In mid-2018 I was a healthy, happy 52-year-old, enjoying a challenging and rewarding career and a great family life. One day in June changed my life and my family’s lives. After having increased difficulty typing and holding cutlery with my left hand, I rang my GP for an appointment. By 11 am that day I was in the Emergency Department of the Royal Brisbane and Women’s Hospital. By 8 pm that night I was shown a scan with a ‘lesion’ the size of a ping pong ball in the right hemisphere of my brain. A few days later I had surgery and was diagnosed with an aggressive brain tumour - glioblastoma multiforme (GBM). This is the kind of brain tumour that John McCain, Ted Kennedy and Beau Biden died from.
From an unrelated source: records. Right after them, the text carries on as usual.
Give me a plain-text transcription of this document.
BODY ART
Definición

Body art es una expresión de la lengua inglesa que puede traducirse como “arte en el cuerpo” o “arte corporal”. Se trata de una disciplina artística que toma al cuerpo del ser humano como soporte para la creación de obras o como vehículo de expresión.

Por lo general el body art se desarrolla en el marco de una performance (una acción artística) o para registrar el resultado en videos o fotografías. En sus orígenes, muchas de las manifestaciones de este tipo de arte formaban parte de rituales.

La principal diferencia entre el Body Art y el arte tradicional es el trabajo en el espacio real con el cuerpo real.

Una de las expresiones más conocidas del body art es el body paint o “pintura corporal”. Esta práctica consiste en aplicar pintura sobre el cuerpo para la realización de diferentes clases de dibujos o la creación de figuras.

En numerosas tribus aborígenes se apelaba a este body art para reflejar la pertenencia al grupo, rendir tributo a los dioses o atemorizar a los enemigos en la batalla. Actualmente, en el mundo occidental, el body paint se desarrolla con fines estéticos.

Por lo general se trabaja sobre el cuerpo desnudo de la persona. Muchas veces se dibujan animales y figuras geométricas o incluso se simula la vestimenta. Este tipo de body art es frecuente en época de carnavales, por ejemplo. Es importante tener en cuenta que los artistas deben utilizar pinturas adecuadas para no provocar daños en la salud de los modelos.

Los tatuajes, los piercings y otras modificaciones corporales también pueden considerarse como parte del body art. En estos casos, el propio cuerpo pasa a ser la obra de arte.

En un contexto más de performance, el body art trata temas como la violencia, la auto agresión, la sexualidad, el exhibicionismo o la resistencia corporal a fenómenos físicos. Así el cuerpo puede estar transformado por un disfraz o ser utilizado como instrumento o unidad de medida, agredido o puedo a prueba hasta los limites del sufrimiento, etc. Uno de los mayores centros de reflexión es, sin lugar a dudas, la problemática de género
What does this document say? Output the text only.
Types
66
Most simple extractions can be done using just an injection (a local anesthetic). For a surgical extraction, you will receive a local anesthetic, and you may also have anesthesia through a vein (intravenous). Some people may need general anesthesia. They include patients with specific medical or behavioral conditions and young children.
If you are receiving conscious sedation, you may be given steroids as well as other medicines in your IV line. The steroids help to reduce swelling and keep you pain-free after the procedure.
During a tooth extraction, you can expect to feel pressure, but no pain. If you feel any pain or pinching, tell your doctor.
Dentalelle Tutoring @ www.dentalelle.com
Following surgery, I had 6 weeks of radiation and concurrent chemotherapy, and a further 6 months of chemo followed. Despite this, my condition is treatable but not beatable and I live with the expectation that my cancer will recur. The treatment I had has been the standard of care since 2005. That’s 15 years since there has been a major breakthrough in treatment protocols for this type of brain cancer.
Not long ago I celebrated my 55th birthday and I admit, after my diagnosis, it was a birthday I didn’t think I’d see. I am very fortunate; I remain in good health and have had a successful return to work – a major and satisfying part of my life pre-diagnosis. I have an MRI and review every 3 months and am always anxious in the lead up to these; wondering whether this is the scan that will reveal a recurrence. But when it’s not scan season, I enjoy most of the things I used to and a few new things as well.
I have learnt a lot about brain cancer in Australia since my diagnosis - none of it good:
- brain cancer kills more children aged 1 to 14 years than any other disease and kills more people under 40 than any other cancer
- only one in five brain cancer patients will still be alive five years after their diagnosis
- for some brain cancers, such as GBM, 5-year survival is lower still at around 5%
- for Diffuse Intrinsic Pontine Glioma (DIPG), which predominantly affects very young children, survival is even lower.
New therapies to treat brain tumours are urgently needed and survival can only be improved through research and clinical trials, which depend on funding. While brain tumour patients and their families wait for effective treatments, support is vital, which is why I volunteer with the BTAA.